肾母细胞瘤幸存者令人担忧的一个方面是其肾功能的远期预后。既往研究记录了部分患者肾小球滤过率低和高血压的情况。此外,有研究提示存在肾小管功能障碍(尤其是尿浓缩功能缺陷),但在一些小型研究中未得到证实。本研究的目的是确定在一个基于人群的肾母细胞瘤幸存者队列中,亚临床及显性肾小球、近端和远端肾小管毒性的患病率及性质。研究对象为40例诊断时中位年龄4.3岁(3个月至11.8岁)的患者(24例女性)。中位随访时间为8.8年(范围0.06 - 27.5年)。通过(51)铬-乙二胺四乙酸血浆清除率测定肾小球滤过率,通过电解质排泄分数、低分子量蛋白质(视黄醇结合蛋白)尿排泄及肾小管酶(丙氨酸氨基肽酶;N - 乙酰氨基葡萄糖苷酶)测定近端肾小管功能,通过连续3天每天晨尿的前两次尿液的渗透压测定远端肾小管功能。同时测量肾脏大小(超声检查)和血压。平均(范围)肾小球滤过率为100(61 - 150)ml·min⁻¹·1.73 m⁻²。9例低于有两个肾脏的健康个体的参考范围。
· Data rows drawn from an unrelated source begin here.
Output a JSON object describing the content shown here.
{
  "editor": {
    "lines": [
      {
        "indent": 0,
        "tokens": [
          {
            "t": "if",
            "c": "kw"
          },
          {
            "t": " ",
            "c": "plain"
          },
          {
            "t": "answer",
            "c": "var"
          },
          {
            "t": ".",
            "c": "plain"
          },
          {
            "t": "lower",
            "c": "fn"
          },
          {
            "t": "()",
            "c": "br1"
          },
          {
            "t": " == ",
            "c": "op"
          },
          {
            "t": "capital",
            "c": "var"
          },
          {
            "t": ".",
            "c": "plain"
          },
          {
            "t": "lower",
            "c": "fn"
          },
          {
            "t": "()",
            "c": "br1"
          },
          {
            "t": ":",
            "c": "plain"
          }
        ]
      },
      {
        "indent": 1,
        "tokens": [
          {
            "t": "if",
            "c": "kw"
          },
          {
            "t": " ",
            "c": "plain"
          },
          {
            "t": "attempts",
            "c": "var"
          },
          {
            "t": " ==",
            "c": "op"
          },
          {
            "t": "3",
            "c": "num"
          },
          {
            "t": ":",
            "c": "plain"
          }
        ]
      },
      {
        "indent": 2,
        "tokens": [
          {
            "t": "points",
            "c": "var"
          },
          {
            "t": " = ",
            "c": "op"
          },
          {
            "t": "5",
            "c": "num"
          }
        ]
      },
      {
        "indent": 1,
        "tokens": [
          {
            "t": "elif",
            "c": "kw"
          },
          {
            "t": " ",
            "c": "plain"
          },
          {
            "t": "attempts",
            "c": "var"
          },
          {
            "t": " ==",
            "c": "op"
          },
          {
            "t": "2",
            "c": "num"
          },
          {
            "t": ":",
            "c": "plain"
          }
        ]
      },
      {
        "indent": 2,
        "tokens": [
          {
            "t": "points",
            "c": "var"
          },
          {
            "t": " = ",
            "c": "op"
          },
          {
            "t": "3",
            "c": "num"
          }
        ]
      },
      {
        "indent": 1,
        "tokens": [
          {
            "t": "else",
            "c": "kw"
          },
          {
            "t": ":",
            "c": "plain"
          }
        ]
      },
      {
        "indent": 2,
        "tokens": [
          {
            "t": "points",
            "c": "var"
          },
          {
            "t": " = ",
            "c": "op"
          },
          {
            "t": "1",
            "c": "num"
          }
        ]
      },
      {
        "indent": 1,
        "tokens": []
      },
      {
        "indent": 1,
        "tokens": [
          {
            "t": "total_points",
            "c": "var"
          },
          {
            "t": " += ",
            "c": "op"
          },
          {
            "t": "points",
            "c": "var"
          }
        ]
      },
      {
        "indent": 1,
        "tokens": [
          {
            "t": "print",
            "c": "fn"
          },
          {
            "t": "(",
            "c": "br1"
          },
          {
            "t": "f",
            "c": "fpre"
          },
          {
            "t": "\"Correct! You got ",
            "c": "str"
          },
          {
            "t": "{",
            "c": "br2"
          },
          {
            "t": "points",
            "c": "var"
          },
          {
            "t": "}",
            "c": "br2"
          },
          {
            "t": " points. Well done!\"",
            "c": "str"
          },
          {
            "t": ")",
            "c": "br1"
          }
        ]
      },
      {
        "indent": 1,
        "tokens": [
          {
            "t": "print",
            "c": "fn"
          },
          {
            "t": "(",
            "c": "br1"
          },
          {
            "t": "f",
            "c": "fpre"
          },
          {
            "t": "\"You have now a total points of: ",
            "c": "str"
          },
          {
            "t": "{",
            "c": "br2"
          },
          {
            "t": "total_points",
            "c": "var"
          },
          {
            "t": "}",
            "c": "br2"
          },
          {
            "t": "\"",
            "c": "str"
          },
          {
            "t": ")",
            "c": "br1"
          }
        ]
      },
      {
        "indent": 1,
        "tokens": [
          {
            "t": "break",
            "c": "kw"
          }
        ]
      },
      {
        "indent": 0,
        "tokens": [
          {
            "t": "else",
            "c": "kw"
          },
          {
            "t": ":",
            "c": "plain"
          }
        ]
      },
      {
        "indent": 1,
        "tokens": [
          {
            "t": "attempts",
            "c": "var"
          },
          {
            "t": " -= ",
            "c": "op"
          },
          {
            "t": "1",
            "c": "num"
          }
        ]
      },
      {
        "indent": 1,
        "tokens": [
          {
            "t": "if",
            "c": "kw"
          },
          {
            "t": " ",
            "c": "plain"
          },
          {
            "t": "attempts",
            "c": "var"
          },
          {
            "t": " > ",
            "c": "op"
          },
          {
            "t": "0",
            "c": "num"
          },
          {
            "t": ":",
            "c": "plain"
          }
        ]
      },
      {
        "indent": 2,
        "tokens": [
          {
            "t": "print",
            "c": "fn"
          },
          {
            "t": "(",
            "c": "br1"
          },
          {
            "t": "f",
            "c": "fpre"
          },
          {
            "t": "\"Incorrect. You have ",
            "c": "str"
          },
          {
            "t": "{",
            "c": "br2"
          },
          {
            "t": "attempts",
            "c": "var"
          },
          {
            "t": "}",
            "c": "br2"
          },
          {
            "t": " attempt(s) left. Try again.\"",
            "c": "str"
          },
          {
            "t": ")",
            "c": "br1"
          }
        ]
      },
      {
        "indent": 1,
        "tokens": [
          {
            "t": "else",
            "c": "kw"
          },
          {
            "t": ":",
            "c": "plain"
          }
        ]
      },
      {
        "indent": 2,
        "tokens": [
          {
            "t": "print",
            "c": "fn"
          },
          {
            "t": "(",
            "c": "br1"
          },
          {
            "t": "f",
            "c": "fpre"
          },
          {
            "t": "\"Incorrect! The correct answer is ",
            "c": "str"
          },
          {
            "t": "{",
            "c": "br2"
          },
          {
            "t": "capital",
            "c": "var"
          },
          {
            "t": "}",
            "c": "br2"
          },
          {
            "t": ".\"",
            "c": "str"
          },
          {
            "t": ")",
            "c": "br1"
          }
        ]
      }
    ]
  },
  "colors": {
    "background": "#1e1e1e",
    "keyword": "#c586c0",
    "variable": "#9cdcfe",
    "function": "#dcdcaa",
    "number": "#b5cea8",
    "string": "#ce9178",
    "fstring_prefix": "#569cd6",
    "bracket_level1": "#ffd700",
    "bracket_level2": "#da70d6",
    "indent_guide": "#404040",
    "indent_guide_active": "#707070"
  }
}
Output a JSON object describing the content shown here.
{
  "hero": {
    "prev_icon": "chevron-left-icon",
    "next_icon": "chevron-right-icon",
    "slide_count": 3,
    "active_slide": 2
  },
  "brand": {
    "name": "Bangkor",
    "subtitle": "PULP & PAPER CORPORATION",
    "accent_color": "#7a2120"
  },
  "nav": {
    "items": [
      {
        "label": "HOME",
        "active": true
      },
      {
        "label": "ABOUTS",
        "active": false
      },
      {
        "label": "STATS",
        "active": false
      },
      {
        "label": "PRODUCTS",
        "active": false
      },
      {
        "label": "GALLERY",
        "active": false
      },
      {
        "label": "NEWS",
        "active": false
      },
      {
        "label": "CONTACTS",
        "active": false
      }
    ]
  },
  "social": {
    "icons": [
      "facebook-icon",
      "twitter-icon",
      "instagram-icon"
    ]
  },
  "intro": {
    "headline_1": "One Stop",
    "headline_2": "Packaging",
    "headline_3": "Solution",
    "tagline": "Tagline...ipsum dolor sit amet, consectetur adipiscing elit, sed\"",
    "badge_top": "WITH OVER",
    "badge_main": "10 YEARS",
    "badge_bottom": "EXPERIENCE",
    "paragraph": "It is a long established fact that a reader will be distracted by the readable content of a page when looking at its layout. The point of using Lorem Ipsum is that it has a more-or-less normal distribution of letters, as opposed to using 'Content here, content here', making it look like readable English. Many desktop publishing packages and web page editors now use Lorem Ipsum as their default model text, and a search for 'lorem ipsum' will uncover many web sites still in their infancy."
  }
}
大多数血清电解质浓度(钠、钾、氯、钙、镁和磷酸盐)及排泄分数均在年龄正常范围内,超出正常范围的值仅轻度异常。仅4例患者的肾小管毒性亚临床指标(视黄醇结合蛋白、丙氨酸氨基肽酶、N - 乙酰氨基葡萄糖苷酶)异常。37例患者最大尿渗透压≥800 mOsm/kg⁻¹,但3例即使给予去氨加压素后仍未达到该值。2例患者有尿白蛋白排泄增加的证据。除2例患者外,其余患者均见代偿性肾肥大,但所有患者血压均在正常范围内。肾母细胞瘤的当前及既往治疗在大多数患者中未产生任何具有临床意义的肾毒性作用。这一发现将使儿科肿瘤学家能够向患者及家长保证,肾母细胞瘤治疗很少导致长期肾功能损害。